Grievance Theater isn’t about race, it’s not about slavery, police brutality or separate lunch counters. It’s about power and money. Black politicians are not fundamentally different from white ones. They have more in common with their white colleagues than they do with their own communities. The only difference is that they are playing with the race cards they have been dealt.
The ghetto didn’t evolve naturally; it was created through a web of national and local government regulations that played with real estate, social welfare, voting districts and the manufacturing sector to achieve the desired results. We don’t have to have ghettos; we have them because at one point they were convenient for a number of political interests and because they were the unintended side-effect of urban socialist policies.
The ghetto farms black communities for votes and more importantly for subsidies. For every dollar that is taken to help minorities, a penny goes to the problem and ninety-nine cents goes to the hucksters, the administrators, the bureaucrats, the wives of influential pols hired on massive salaries to oversee some aspect of the program, the experts who monitor compliance, the affirmative action contractors who charge four times as much to build a school or provide meals, the unions who have the exclusive right to service the program, the slumlords who administer affordable housing and finally the politicians who have the money kicked back to them by all of the above.
When you look closely at where the school property tax money goes, why health care is so expensive and why so much money has to be spent on housing, a big chunk of it goes here. It’s the hole in our budget ozone layer and it can never be filled, because it is designed never to be filled. For a sizable number of influential people, both black and white, the black community’s social problems are a cash cow. The grievance theater is their way of collecting protection money and making sure that no one pays too much attention to what’s really wrong.

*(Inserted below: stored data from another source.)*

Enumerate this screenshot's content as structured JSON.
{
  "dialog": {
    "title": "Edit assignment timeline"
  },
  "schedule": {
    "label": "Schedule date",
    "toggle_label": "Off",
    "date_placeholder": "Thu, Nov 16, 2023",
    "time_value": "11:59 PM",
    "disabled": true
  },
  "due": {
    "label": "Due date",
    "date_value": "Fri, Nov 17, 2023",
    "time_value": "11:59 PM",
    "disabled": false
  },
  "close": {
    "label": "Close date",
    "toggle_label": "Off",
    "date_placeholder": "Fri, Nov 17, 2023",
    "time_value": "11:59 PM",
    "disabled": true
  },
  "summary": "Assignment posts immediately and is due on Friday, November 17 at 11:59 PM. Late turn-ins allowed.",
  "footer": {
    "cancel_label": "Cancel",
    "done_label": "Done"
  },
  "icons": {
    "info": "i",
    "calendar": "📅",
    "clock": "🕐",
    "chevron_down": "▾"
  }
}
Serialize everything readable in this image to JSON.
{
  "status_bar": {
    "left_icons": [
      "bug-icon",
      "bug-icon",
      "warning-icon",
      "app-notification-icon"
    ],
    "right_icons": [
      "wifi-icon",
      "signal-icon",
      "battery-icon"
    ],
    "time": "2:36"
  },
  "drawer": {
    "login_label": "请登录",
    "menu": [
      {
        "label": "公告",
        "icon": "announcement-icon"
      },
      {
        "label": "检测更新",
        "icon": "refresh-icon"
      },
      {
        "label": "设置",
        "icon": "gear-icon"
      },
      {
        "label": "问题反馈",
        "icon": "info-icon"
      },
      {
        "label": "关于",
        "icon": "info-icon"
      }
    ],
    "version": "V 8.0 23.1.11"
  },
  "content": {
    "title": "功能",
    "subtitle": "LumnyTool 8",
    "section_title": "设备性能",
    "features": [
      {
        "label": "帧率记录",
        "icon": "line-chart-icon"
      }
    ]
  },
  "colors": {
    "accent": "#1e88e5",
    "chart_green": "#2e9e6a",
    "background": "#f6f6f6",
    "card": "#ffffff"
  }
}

The problem isn’t limited to the black community. The same phenomenon crosses over different minority communities and some white ones as well, but the race card is still the best card in the deck. It carries too many emotional triggers, too much guilt and too much hope not to use it over and over again. The moral power of the civil rights movement still isn’t exhausted as long as hopeful white people smile at the sight of a black man in the White House as if his political power testified to their innocence.

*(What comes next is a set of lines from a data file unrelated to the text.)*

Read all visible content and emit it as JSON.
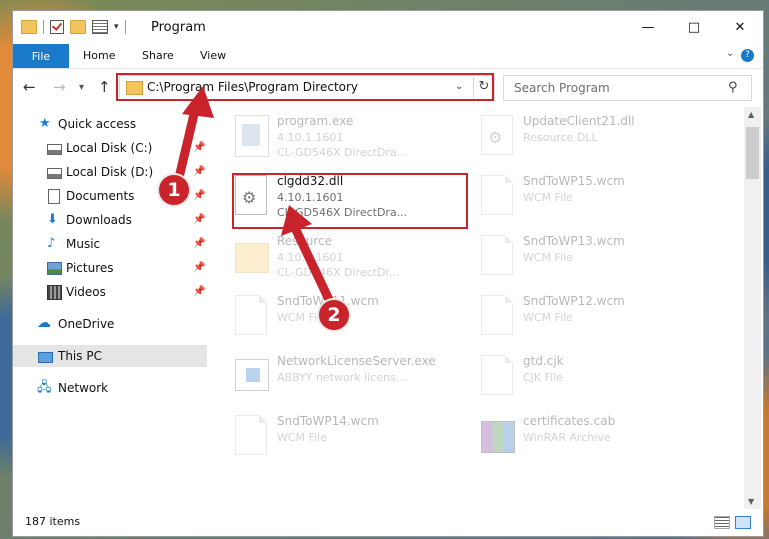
{
  "window": {
    "title": "Program",
    "controls": {
      "minimize": "—",
      "maximize": "□",
      "close": "✕"
    }
  },
  "ribbon": {
    "tabs": [
      {
        "label": "File"
      },
      {
        "label": "Home"
      },
      {
        "label": "Share"
      },
      {
        "label": "View"
      }
    ]
  },
  "address": {
    "path": "C:\\Program Files\\Program Directory",
    "search_placeholder": "Search Program"
  },
  "sidebar": {
    "items": [
      {
        "label": "Quick access"
      },
      {
        "label": "Local Disk (C:)"
      },
      {
        "label": "Local Disk (D:)"
      },
      {
        "label": "Documents"
      },
      {
        "label": "Downloads"
      },
      {
        "label": "Music"
      },
      {
        "label": "Pictures"
      },
      {
        "label": "Videos"
      },
      {
        "label": "OneDrive"
      },
      {
        "label": "This PC"
      },
      {
        "label": "Network"
      }
    ]
  },
  "files": [
    {
      "name": "program.exe",
      "line1": "4.10.1.1601",
      "line2": "CL-GD546X DirectDra...",
      "icon": "exe-icon"
    },
    {
      "name": "UpdateClient21.dll",
      "line1": "Resource DLL",
      "line2": "",
      "icon": "dll-icon"
    },
    {
      "name": "clgdd32.dll",
      "line1": "4.10.1.1601",
      "line2": "CL-GD546X DirectDra...",
      "icon": "dll-gear-icon"
    },
    {
      "name": "SndToWP15.wcm",
      "line1": "WCM File",
      "line2": "",
      "icon": "file-icon"
    },
    {
      "name": "Resource",
      "line1": "4.10.1.1601",
      "line2": "CL-GD546X DirectDr...",
      "icon": "folder-icon"
    },
    {
      "name": "SndToWP13.wcm",
      "line1": "WCM File",
      "line2": "",
      "icon": "file-icon"
    },
    {
      "name": "SndToWP11.wcm",
      "line1": "WCM File",
      "line2": "",
      "icon": "file-icon"
    },
    {
      "name": "SndToWP12.wcm",
      "line1": "WCM File",
      "line2": "",
      "icon": "file-icon"
    },
    {
      "name": "NetworkLicenseServer.exe",
      "line1": "ABBYY network licens...",
      "line2": "",
      "icon": "app-icon"
    },
    {
      "name": "gtd.cjk",
      "line1": "CJK File",
      "line2": "",
      "icon": "file-icon"
    },
    {
      "name": "SndToWP14.wcm",
      "line1": "WCM File",
      "line2": "",
      "icon": "file-icon"
    },
    {
      "name": "certificates.cab",
      "line1": "WinRAR Archive",
      "line2": "",
      "icon": "archive-icon"
    }
  ],
  "status": {
    "item_count": "187 items"
  },
  "annotations": {
    "step1": "1",
    "step2": "2",
    "highlight_color": "#c9242b"
  }
}
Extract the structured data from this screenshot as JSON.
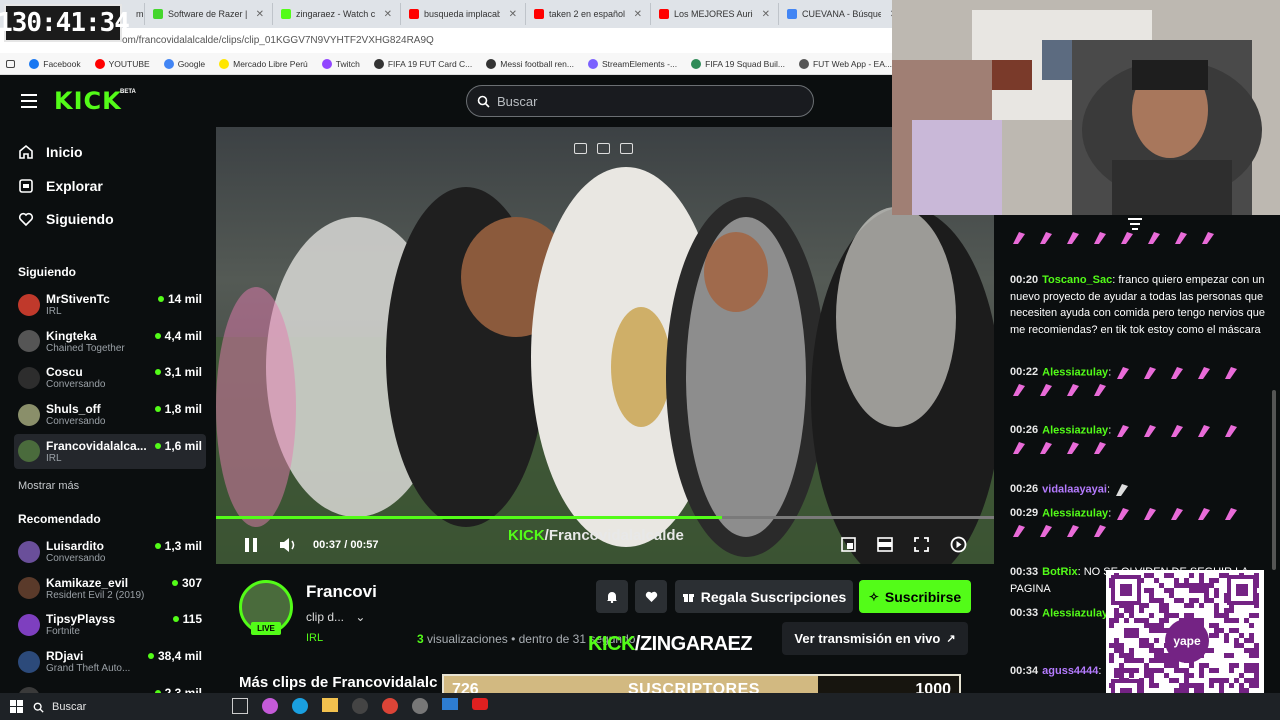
{
  "timer": "130:41:34",
  "browser": {
    "tabs": [
      {
        "label": "Software de Razer | Syn",
        "color": "#44d62c"
      },
      {
        "label": "zingaraez - Watch clips",
        "color": "#53fc18"
      },
      {
        "label": "busqueda implacable 2",
        "color": "#ff0000"
      },
      {
        "label": "taken 2 en español peli",
        "color": "#ff0000"
      },
      {
        "label": "Los MEJORES Auricular",
        "color": "#ff0000"
      },
      {
        "label": "CUEVANA - Búsqueda",
        "color": "#4285f4"
      }
    ],
    "tab_partial": "mi",
    "url": "om/francovidalalcalde/clips/clip_01KGGV7N9VYHTF2VXHG824RA9Q",
    "bookmarks": [
      {
        "label": "Facebook",
        "color": "#1877f2"
      },
      {
        "label": "YOUTUBE",
        "color": "#ff0000"
      },
      {
        "label": "Google",
        "color": "#4285f4"
      },
      {
        "label": "Mercado Libre Perú",
        "color": "#ffe600"
      },
      {
        "label": "Twitch",
        "color": "#9146ff"
      },
      {
        "label": "FIFA 19 FUT Card C...",
        "color": "#333333"
      },
      {
        "label": "Messi football ren...",
        "color": "#333333"
      },
      {
        "label": "StreamElements -...",
        "color": "#7b61ff"
      },
      {
        "label": "FIFA 19 Squad Buil...",
        "color": "#2e8b57"
      },
      {
        "label": "FUT Web App - EA...",
        "color": "#555555"
      }
    ]
  },
  "header": {
    "logo": "KICK",
    "beta": "BETA",
    "search_placeholder": "Buscar"
  },
  "sidebar": {
    "nav": [
      {
        "label": "Inicio",
        "icon": "home-icon"
      },
      {
        "label": "Explorar",
        "icon": "compass-icon"
      },
      {
        "label": "Siguiendo",
        "icon": "heart-icon"
      }
    ],
    "following_title": "Siguiendo",
    "following": [
      {
        "name": "MrStivenTc",
        "category": "IRL",
        "viewers": "14 mil",
        "color": "#c0392b"
      },
      {
        "name": "Kingteka",
        "category": "Chained Together",
        "viewers": "4,4 mil",
        "color": "#555555"
      },
      {
        "name": "Coscu",
        "category": "Conversando",
        "viewers": "3,1 mil",
        "color": "#2d2d2d"
      },
      {
        "name": "Shuls_off",
        "category": "Conversando",
        "viewers": "1,8 mil",
        "color": "#8a8f6a"
      },
      {
        "name": "Francovidalalca...",
        "category": "IRL",
        "viewers": "1,6 mil",
        "color": "#4a6b3c"
      }
    ],
    "show_more": "Mostrar más",
    "recommended_title": "Recomendado",
    "recommended": [
      {
        "name": "Luisardito",
        "category": "Conversando",
        "viewers": "1,3 mil",
        "color": "#6a4f9a"
      },
      {
        "name": "Kamikaze_evil",
        "category": "Resident Evil 2 (2019)",
        "viewers": "307",
        "color": "#5a3a2a"
      },
      {
        "name": "TipsyPlayss",
        "category": "Fortnite",
        "viewers": "115",
        "color": "#7e3fbf"
      },
      {
        "name": "RDjavi",
        "category": "Grand Theft Auto...",
        "viewers": "38,4 mil",
        "color": "#2c4a7a"
      },
      {
        "name": "BukingCI",
        "category": "",
        "viewers": "2,3 mil",
        "color": "#3a3a3a"
      }
    ]
  },
  "player": {
    "time_current": "00:37",
    "time_separator": "/",
    "time_total": "00:57",
    "progress": 0.65,
    "watermark_kick": "KICK",
    "watermark_name": "/Francovidalalcalde"
  },
  "clip": {
    "streamer": "Francovi",
    "live_badge": "LIVE",
    "title": "clip d...",
    "category": "IRL",
    "views_count": "3",
    "views_label": "visualizaciones",
    "time_ago": "• dentro de 31 segundo",
    "gift_button": "Regala Suscripciones",
    "subscribe_button": "Suscribirse",
    "watch_live": "Ver transmisión en vivo",
    "more_clips": "Más clips de Francovidalalc"
  },
  "overlay": {
    "kick_label": "KICK",
    "name": "/ZINGARAEZ",
    "sub_current": "726",
    "sub_label": "SUSCRIPTORES",
    "sub_goal": "1000",
    "sub_progress": 0.726
  },
  "chat": {
    "messages": [
      {
        "time": "",
        "user": "",
        "user_color": "#e0e0e0",
        "text": "",
        "emotes": 8
      },
      {
        "time": "00:20",
        "user": "Toscano_Sac",
        "user_color": "#53fc18",
        "text": "franco quiero empezar con un nuevo proyecto de ayudar a todas las personas que necesiten ayuda con comida pero tengo nervios que me recomiendas? en tik tok estoy como el máscara",
        "emotes": 0
      },
      {
        "time": "00:22",
        "user": "Alessiazulay",
        "user_color": "#53fc18",
        "text": "",
        "emotes": 9
      },
      {
        "time": "00:26",
        "user": "Alessiazulay",
        "user_color": "#53fc18",
        "text": "",
        "emotes": 9
      },
      {
        "time": "00:26",
        "user": "vidalaayayai",
        "user_color": "#b57bff",
        "text": "",
        "emotes": 1
      },
      {
        "time": "00:29",
        "user": "Alessiazulay",
        "user_color": "#53fc18",
        "text": "",
        "emotes": 9
      },
      {
        "time": "00:33",
        "user": "BotRix",
        "user_color": "#53fc18",
        "text": "NO SE OLVIDEN DE SEGUIR LA PAGINA",
        "emotes": 0
      },
      {
        "time": "00:33",
        "user": "Alessiazulay",
        "user_color": "#53fc18",
        "text": "",
        "emotes": 4
      },
      {
        "time": "00:34",
        "user": "aguss4444",
        "user_color": "#b57bff",
        "text": "",
        "emotes": 0
      }
    ]
  },
  "qr": {
    "brand": "yape"
  },
  "taskbar": {
    "search_placeholder": "Buscar"
  }
}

But the power can only be retained through constant indoctrination in the rituals of guilt, through repetitions of the grievance theater which reminds us that national bankruptcy is a small price to pay for peace, that we will be better people and a better nation if we vote for Obama against our own economic interests. Grievance Theater takes many forms, but its elemental form is the street production that the Trayvon Martin case has brought us.
Grievance Theater, like light-hearted musicals, is one of those forms that work best when the economy is bad and everyone has trouble making ends meet. But while people voluntarily go to see musicals, or at least they used to, they have to be dragged to attend the latest grievance theater, the production numbers broadcast live on CNN and MSNBC, the programs printed in every paper that still hasn’t gone out of business, and breathless announcements of the latest developments broadcast in between Dunkin’ Donuts commercials.

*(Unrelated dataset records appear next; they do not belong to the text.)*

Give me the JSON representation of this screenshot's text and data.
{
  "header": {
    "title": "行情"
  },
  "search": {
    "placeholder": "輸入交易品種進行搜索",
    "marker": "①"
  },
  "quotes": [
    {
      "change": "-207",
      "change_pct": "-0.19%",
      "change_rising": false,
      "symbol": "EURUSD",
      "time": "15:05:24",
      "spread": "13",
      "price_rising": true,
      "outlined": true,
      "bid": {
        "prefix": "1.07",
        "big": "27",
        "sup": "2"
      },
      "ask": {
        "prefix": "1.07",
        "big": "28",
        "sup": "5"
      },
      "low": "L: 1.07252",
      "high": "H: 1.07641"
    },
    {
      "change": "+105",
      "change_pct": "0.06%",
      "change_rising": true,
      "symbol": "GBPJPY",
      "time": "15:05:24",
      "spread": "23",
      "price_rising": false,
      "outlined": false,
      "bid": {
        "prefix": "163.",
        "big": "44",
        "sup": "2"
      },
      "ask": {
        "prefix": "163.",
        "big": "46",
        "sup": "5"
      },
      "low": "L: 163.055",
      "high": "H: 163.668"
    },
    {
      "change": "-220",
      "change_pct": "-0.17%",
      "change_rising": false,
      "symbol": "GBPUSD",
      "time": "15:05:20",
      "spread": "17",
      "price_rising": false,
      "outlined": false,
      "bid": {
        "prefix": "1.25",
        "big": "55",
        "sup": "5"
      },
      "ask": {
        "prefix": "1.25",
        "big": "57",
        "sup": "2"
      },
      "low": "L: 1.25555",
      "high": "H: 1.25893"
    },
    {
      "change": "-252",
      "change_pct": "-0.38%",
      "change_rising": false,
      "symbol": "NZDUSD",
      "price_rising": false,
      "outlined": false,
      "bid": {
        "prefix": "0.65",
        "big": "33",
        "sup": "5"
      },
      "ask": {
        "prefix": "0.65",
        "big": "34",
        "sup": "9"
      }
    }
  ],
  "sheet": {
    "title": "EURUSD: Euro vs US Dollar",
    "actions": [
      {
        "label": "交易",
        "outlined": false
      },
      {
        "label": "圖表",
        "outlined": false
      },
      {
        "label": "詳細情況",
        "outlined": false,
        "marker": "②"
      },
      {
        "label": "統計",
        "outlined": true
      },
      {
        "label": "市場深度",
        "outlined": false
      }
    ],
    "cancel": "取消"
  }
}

The local productions of grievance theater have gone national and we are all compelled to watch it play out. No matter what happens to George Zimmerman or what we learn about Trayvon Martin, the people of this country have been turned into unwilling participants in a national drama that places a distorted idea of race at the center of our identity for the benefit of the same hucksters and politicians who have destroyed our cities and are hard at work destroying the country.